A different inference…
Meanwhile, corporate executives draw different inferences into the state of the industry. One industry executive told FreightWaves that there had been numerous acquisitions in the sector by businessmen from outside trucking. While these businessmen undoubtedly have commercial acumen, they lack the detailed insight gained from long experience running trucking firms and tend to run into cash flow problems, he suggested. The executive added that more trucking companies could run into problems in the future.
Official statistics throw an interesting light on the subject of business failures. Insolvencies in the Australian transport, postal and warehousing sector averaged 441 a year over the last five years. The highest number of insolvencies during that period was in the 2014-2015 financial year when 500 insolvencies were recorded. The low point recorded during that time took place in this financial year as 375 insolvencies have been recorded (so far). The nominated cause of business failure, across all industry segments, is interesting. Inadequate cash flow or high cash use was nominated in 49.2% of failures; poor strategic management in 45.8% of failures and trading losses in 39.3% of failures. These figures are mostly unchanged since last year.

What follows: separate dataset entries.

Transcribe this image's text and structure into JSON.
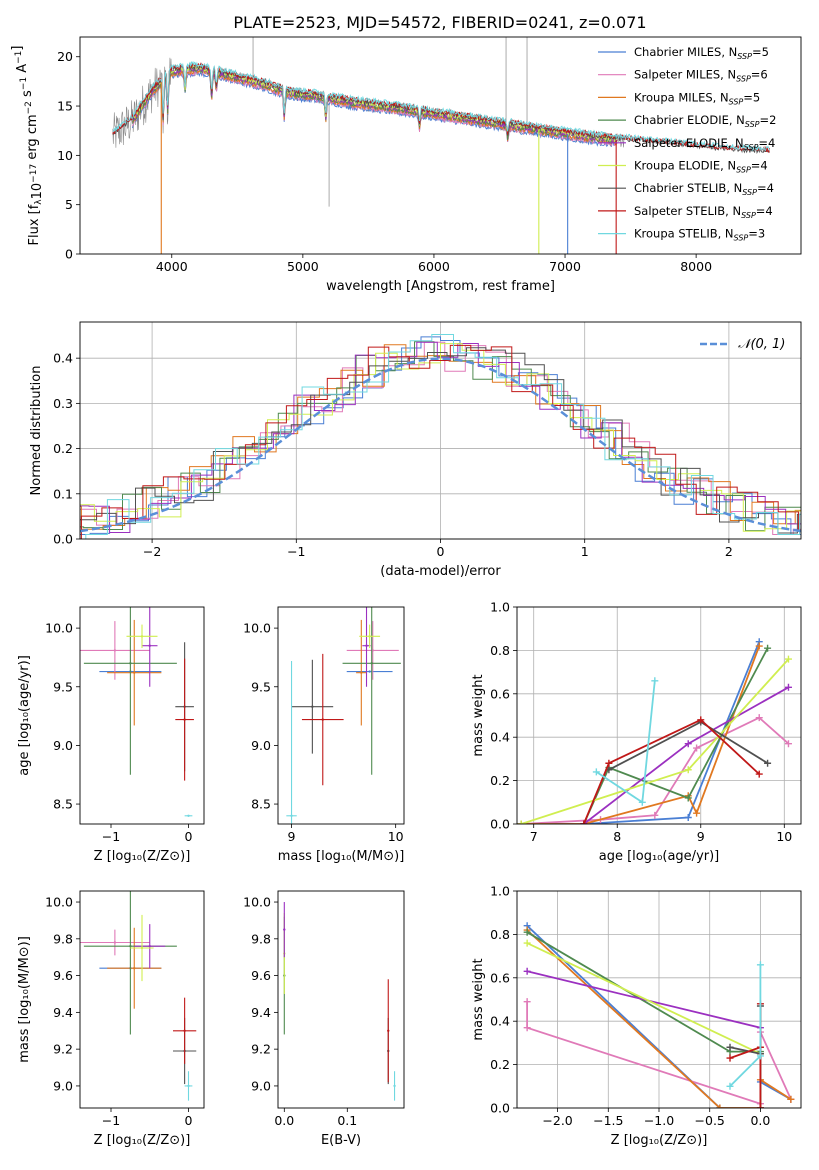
{
  "figure_title": "PLATE=2523, MJD=54572, FIBERID=0241, z=0.071",
  "colors": {
    "chabrier_miles": "#4a7fd4",
    "salpeter_miles": "#e07ab8",
    "kroupa_miles": "#e07820",
    "chabrier_elodie": "#4f8a4f",
    "salpeter_elodie": "#9b30c0",
    "kroupa_elodie": "#d0ee50",
    "chabrier_stelib": "#505050",
    "salpeter_stelib": "#c01818",
    "kroupa_stelib": "#70d8e0",
    "data": "#888888"
  },
  "chart_data": [
    {
      "id": "spectrum",
      "type": "line",
      "xlabel": "wavelength [Angstrom, rest frame]",
      "ylabel_main": "Flux [f",
      "ylabel_tail": "10",
      "ylabel_exp": "−17",
      "ylabel_unit": " erg cm",
      "ylabel_unit_exp": "−2",
      "ylabel_s": " s",
      "ylabel_s_exp": "−1",
      "ylabel_a": " A",
      "ylabel_a_exp": "−1",
      "ylabel_end": "]",
      "xlim": [
        3300,
        8800
      ],
      "ylim": [
        0,
        22
      ],
      "xticks": [
        4000,
        5000,
        6000,
        7000,
        8000
      ],
      "yticks": [
        0,
        5,
        10,
        15,
        20
      ],
      "continuum": {
        "x": [
          3550,
          3700,
          3850,
          4000,
          4200,
          4400,
          4700,
          4900,
          5100,
          5400,
          5700,
          6000,
          6300,
          6600,
          6900,
          7200,
          7500,
          7800,
          8100,
          8400,
          8560
        ],
        "y": [
          12.0,
          13.5,
          16.5,
          18.5,
          18.8,
          18.2,
          17.2,
          16.3,
          16.0,
          15.3,
          14.8,
          14.2,
          13.6,
          13.0,
          12.4,
          11.8,
          11.4,
          11.0,
          10.6,
          10.3,
          10.2
        ]
      },
      "legend": [
        {
          "name": "Chabrier MILES, N",
          "sub": "SSP",
          "tail": "=5",
          "color_key": "chabrier_miles"
        },
        {
          "name": "Salpeter MILES, N",
          "sub": "SSP",
          "tail": "=6",
          "color_key": "salpeter_miles"
        },
        {
          "name": "Kroupa MILES, N",
          "sub": "SSP",
          "tail": "=5",
          "color_key": "kroupa_miles"
        },
        {
          "name": "Chabrier ELODIE, N",
          "sub": "SSP",
          "tail": "=2",
          "color_key": "chabrier_elodie"
        },
        {
          "name": "Salpeter ELODIE, N",
          "sub": "SSP",
          "tail": "=4",
          "color_key": "salpeter_elodie"
        },
        {
          "name": "Kroupa ELODIE, N",
          "sub": "SSP",
          "tail": "=4",
          "color_key": "kroupa_elodie"
        },
        {
          "name": "Chabrier STELIB, N",
          "sub": "SSP",
          "tail": "=4",
          "color_key": "chabrier_stelib"
        },
        {
          "name": "Salpeter STELIB, N",
          "sub": "SSP",
          "tail": "=4",
          "color_key": "salpeter_stelib"
        },
        {
          "name": "Kroupa STELIB, N",
          "sub": "SSP",
          "tail": "=3",
          "color_key": "kroupa_stelib"
        }
      ]
    },
    {
      "id": "residuals",
      "type": "histogram",
      "xlabel": "(data-model)/error",
      "ylabel": "Normed distribution",
      "xlim": [
        -2.5,
        2.5
      ],
      "ylim": [
        0,
        0.48
      ],
      "xticks": [
        -2,
        -1,
        0,
        1,
        2
      ],
      "yticks": [
        0.0,
        0.1,
        0.2,
        0.3,
        0.4
      ],
      "legend_label": "𝒩(0, 1)",
      "grid": true
    },
    {
      "id": "age_vs_Z",
      "type": "errorbar",
      "xlabel": "Z [log₁₀(Z/Z⊙)]",
      "ylabel": "age  [log₁₀(age/yr)]",
      "xlim": [
        -1.4,
        0.2
      ],
      "ylim": [
        8.33,
        10.18
      ],
      "xticks": [
        -1,
        0
      ],
      "yticks": [
        8.5,
        9.0,
        9.5,
        10.0
      ],
      "points": [
        {
          "c": "chabrier_miles",
          "x": -0.75,
          "y": 9.63,
          "xe": 0.4,
          "ye": 0.0
        },
        {
          "c": "salpeter_miles",
          "x": -0.95,
          "y": 9.81,
          "xe": 0.45,
          "ye": 0.25
        },
        {
          "c": "kroupa_miles",
          "x": -0.7,
          "y": 9.62,
          "xe": 0.35,
          "ye": 0.45
        },
        {
          "c": "chabrier_elodie",
          "x": -0.75,
          "y": 9.7,
          "xe": 0.6,
          "ye": 0.95
        },
        {
          "c": "salpeter_elodie",
          "x": -0.5,
          "y": 9.85,
          "xe": 0.1,
          "ye": 0.35
        },
        {
          "c": "kroupa_elodie",
          "x": -0.6,
          "y": 9.93,
          "xe": 0.2,
          "ye": 0.1
        },
        {
          "c": "chabrier_stelib",
          "x": -0.05,
          "y": 9.33,
          "xe": 0.12,
          "ye": 0.55
        },
        {
          "c": "salpeter_stelib",
          "x": -0.05,
          "y": 9.22,
          "xe": 0.12,
          "ye": 0.52
        },
        {
          "c": "kroupa_stelib",
          "x": 0.0,
          "y": 8.4,
          "xe": 0.05,
          "ye": 0.0
        }
      ]
    },
    {
      "id": "age_vs_mass",
      "type": "errorbar",
      "xlabel": "mass [log₁₀(M/M⊙)]",
      "xlim": [
        8.87,
        10.08
      ],
      "ylim": [
        8.33,
        10.18
      ],
      "xticks": [
        9,
        10
      ],
      "yticks": [
        8.5,
        9.0,
        9.5,
        10.0
      ],
      "points": [
        {
          "c": "chabrier_miles",
          "x": 9.75,
          "y": 9.63,
          "xe": 0.22,
          "ye": 0.0
        },
        {
          "c": "salpeter_miles",
          "x": 9.78,
          "y": 9.81,
          "xe": 0.25,
          "ye": 0.25
        },
        {
          "c": "kroupa_miles",
          "x": 9.67,
          "y": 9.62,
          "xe": 0.05,
          "ye": 0.45
        },
        {
          "c": "chabrier_elodie",
          "x": 9.77,
          "y": 9.7,
          "xe": 0.28,
          "ye": 0.95
        },
        {
          "c": "salpeter_elodie",
          "x": 9.72,
          "y": 9.85,
          "xe": 0.04,
          "ye": 0.35
        },
        {
          "c": "kroupa_elodie",
          "x": 9.75,
          "y": 9.93,
          "xe": 0.1,
          "ye": 0.1
        },
        {
          "c": "chabrier_stelib",
          "x": 9.2,
          "y": 9.33,
          "xe": 0.2,
          "ye": 0.4
        },
        {
          "c": "salpeter_stelib",
          "x": 9.3,
          "y": 9.22,
          "xe": 0.2,
          "ye": 0.56
        },
        {
          "c": "kroupa_stelib",
          "x": 9.0,
          "y": 8.4,
          "xe": 0.05,
          "ye": 1.32
        }
      ]
    },
    {
      "id": "mass_weight_vs_age",
      "type": "line",
      "xlabel": "age  [log₁₀(age/yr)]",
      "ylabel": "mass weight",
      "xlim": [
        6.8,
        10.2
      ],
      "ylim": [
        0,
        1.0
      ],
      "xticks": [
        7,
        8,
        9,
        10
      ],
      "yticks": [
        0.0,
        0.2,
        0.4,
        0.6,
        0.8,
        1.0
      ],
      "grid": true,
      "series": [
        {
          "c": "chabrier_miles",
          "x": [
            6.85,
            7.6,
            8.85,
            9.7
          ],
          "y": [
            0.0,
            0.0,
            0.03,
            0.84
          ]
        },
        {
          "c": "salpeter_miles",
          "x": [
            6.85,
            7.8,
            8.45,
            8.95,
            9.7,
            10.05
          ],
          "y": [
            0.0,
            0.02,
            0.04,
            0.35,
            0.49,
            0.37
          ]
        },
        {
          "c": "kroupa_miles",
          "x": [
            6.85,
            7.6,
            8.85,
            8.95,
            9.7
          ],
          "y": [
            0.0,
            0.0,
            0.13,
            0.05,
            0.82
          ]
        },
        {
          "c": "chabrier_elodie",
          "x": [
            7.6,
            7.9,
            8.85,
            9.8
          ],
          "y": [
            0.0,
            0.26,
            0.12,
            0.81
          ]
        },
        {
          "c": "salpeter_elodie",
          "x": [
            7.6,
            8.85,
            10.05
          ],
          "y": [
            0.0,
            0.37,
            0.63
          ]
        },
        {
          "c": "kroupa_elodie",
          "x": [
            6.85,
            8.85,
            10.05
          ],
          "y": [
            0.0,
            0.25,
            0.76
          ]
        },
        {
          "c": "chabrier_stelib",
          "x": [
            7.9,
            9.0,
            9.8
          ],
          "y": [
            0.25,
            0.47,
            0.28
          ]
        },
        {
          "c": "salpeter_stelib",
          "x": [
            7.6,
            7.9,
            9.0,
            9.7
          ],
          "y": [
            0.0,
            0.28,
            0.48,
            0.23
          ]
        },
        {
          "c": "kroupa_stelib",
          "x": [
            7.75,
            8.3,
            8.45
          ],
          "y": [
            0.24,
            0.1,
            0.66
          ]
        }
      ]
    },
    {
      "id": "mass_vs_Z",
      "type": "errorbar",
      "xlabel": "Z [log₁₀(Z/Z⊙)]",
      "ylabel": "mass [log₁₀(M/M⊙)]",
      "xlim": [
        -1.4,
        0.2
      ],
      "ylim": [
        8.88,
        10.06
      ],
      "xticks": [
        -1,
        0
      ],
      "yticks": [
        9.0,
        9.2,
        9.4,
        9.6,
        9.8,
        10.0
      ],
      "points": [
        {
          "c": "chabrier_miles",
          "x": -0.75,
          "y": 9.64,
          "xe": 0.4,
          "ye": 0.0
        },
        {
          "c": "salpeter_miles",
          "x": -0.95,
          "y": 9.78,
          "xe": 0.45,
          "ye": 0.07
        },
        {
          "c": "kroupa_miles",
          "x": -0.7,
          "y": 9.64,
          "xe": 0.35,
          "ye": 0.22
        },
        {
          "c": "chabrier_elodie",
          "x": -0.75,
          "y": 9.76,
          "xe": 0.6,
          "ye": 0.48
        },
        {
          "c": "salpeter_elodie",
          "x": -0.5,
          "y": 9.76,
          "xe": 0.2,
          "ye": 0.12
        },
        {
          "c": "kroupa_elodie",
          "x": -0.6,
          "y": 9.75,
          "xe": 0.15,
          "ye": 0.18
        },
        {
          "c": "chabrier_stelib",
          "x": -0.05,
          "y": 9.19,
          "xe": 0.15,
          "ye": 0.18
        },
        {
          "c": "salpeter_stelib",
          "x": -0.05,
          "y": 9.3,
          "xe": 0.15,
          "ye": 0.18
        },
        {
          "c": "kroupa_stelib",
          "x": 0.0,
          "y": 9.0,
          "xe": 0.05,
          "ye": 0.08
        }
      ]
    },
    {
      "id": "mass_vs_ebv",
      "type": "errorbar",
      "xlabel": "E(B-V)",
      "xlim": [
        -0.01,
        0.19
      ],
      "ylim": [
        8.88,
        10.06
      ],
      "xticks": [
        0.0,
        0.1
      ],
      "yticks": [
        9.0,
        9.2,
        9.4,
        9.6,
        9.8,
        10.0
      ],
      "points": [
        {
          "c": "chabrier_elodie",
          "x": 0.0,
          "y": 9.6,
          "xe": 0.0,
          "ye": 0.32
        },
        {
          "c": "kroupa_elodie",
          "x": 0.0,
          "y": 9.72,
          "xe": 0.0,
          "ye": 0.22
        },
        {
          "c": "salpeter_elodie",
          "x": 0.0,
          "y": 9.85,
          "xe": 0.0,
          "ye": 0.15
        },
        {
          "c": "chabrier_stelib",
          "x": 0.165,
          "y": 9.19,
          "xe": 0.0,
          "ye": 0.18
        },
        {
          "c": "salpeter_stelib",
          "x": 0.165,
          "y": 9.3,
          "xe": 0.0,
          "ye": 0.28
        },
        {
          "c": "kroupa_stelib",
          "x": 0.175,
          "y": 9.0,
          "xe": 0.0,
          "ye": 0.08
        }
      ]
    },
    {
      "id": "mass_weight_vs_Z",
      "type": "line",
      "xlabel": "Z [log₁₀(Z/Z⊙)]",
      "ylabel": "mass weight",
      "xlim": [
        -2.4,
        0.4
      ],
      "ylim": [
        0,
        1.0
      ],
      "xticks": [
        -2.0,
        -1.5,
        -1.0,
        -0.5,
        0.0
      ],
      "yticks": [
        0.0,
        0.2,
        0.4,
        0.6,
        0.8,
        1.0
      ],
      "grid": true,
      "series": [
        {
          "c": "chabrier_miles",
          "x": [
            -2.3,
            -0.4,
            0.0,
            0.0,
            0.3
          ],
          "y": [
            0.84,
            0.0,
            0.0,
            0.12,
            0.04
          ]
        },
        {
          "c": "salpeter_miles",
          "x": [
            -2.3,
            -2.3,
            0.0,
            0.0,
            0.3
          ],
          "y": [
            0.49,
            0.37,
            0.02,
            0.35,
            0.04
          ]
        },
        {
          "c": "kroupa_miles",
          "x": [
            -2.3,
            -0.4,
            0.0,
            0.0,
            0.3
          ],
          "y": [
            0.82,
            0.0,
            0.0,
            0.13,
            0.04
          ]
        },
        {
          "c": "chabrier_elodie",
          "x": [
            -2.3,
            -0.3,
            0.0
          ],
          "y": [
            0.81,
            0.26,
            0.26
          ]
        },
        {
          "c": "salpeter_elodie",
          "x": [
            -2.3,
            0.0,
            0.0
          ],
          "y": [
            0.63,
            0.37,
            0.0
          ]
        },
        {
          "c": "kroupa_elodie",
          "x": [
            -2.3,
            0.0,
            0.0
          ],
          "y": [
            0.76,
            0.25,
            0.0
          ]
        },
        {
          "c": "chabrier_stelib",
          "x": [
            -0.3,
            0.0,
            0.0,
            0.0
          ],
          "y": [
            0.28,
            0.25,
            0.47,
            0.0
          ]
        },
        {
          "c": "salpeter_stelib",
          "x": [
            -0.3,
            0.0,
            0.0,
            0.0
          ],
          "y": [
            0.23,
            0.28,
            0.48,
            0.0
          ]
        },
        {
          "c": "kroupa_stelib",
          "x": [
            -0.3,
            0.0,
            0.0
          ],
          "y": [
            0.1,
            0.24,
            0.66
          ]
        }
      ]
    }
  ]
}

At this point, we do not definitively know why Redstar collapsed other than the immediate fact that it ran out of money. The liquidator will investigate and produce a creditors’ report which might be made public in the future by one of the creditors.
Prior to its collapse, Redstar offered long-distance express and time-sensitive road freight in single, b-double, b-triple, double road train & triple road train combinations. The size of the Redstar fleet is unknown at the time of writing. However, it is widely reported in the local media that, as at December 2017, the company had more than 250 prime movers and 700 trailers following an acquisition of another trucking company.
Redstar was formerly headed by the duo of Sean Williams and John Dixon, both of Melbourne. Williams was a director/owner of Redstar from 2013. Prior to that, he was formerly the chief financial officer of Silk Logistics Group for five years and four months. He held senior corporate management roles in the asset management and pharmacy sectors before that. Dixon was also an owner/director of Redstar for the last five years and was group managing director at Silk Logistics for three years before that. In previous roles he held directorships with recruitment business “Skilled”, Westgate Logistics and stevedore Patrick Corporation.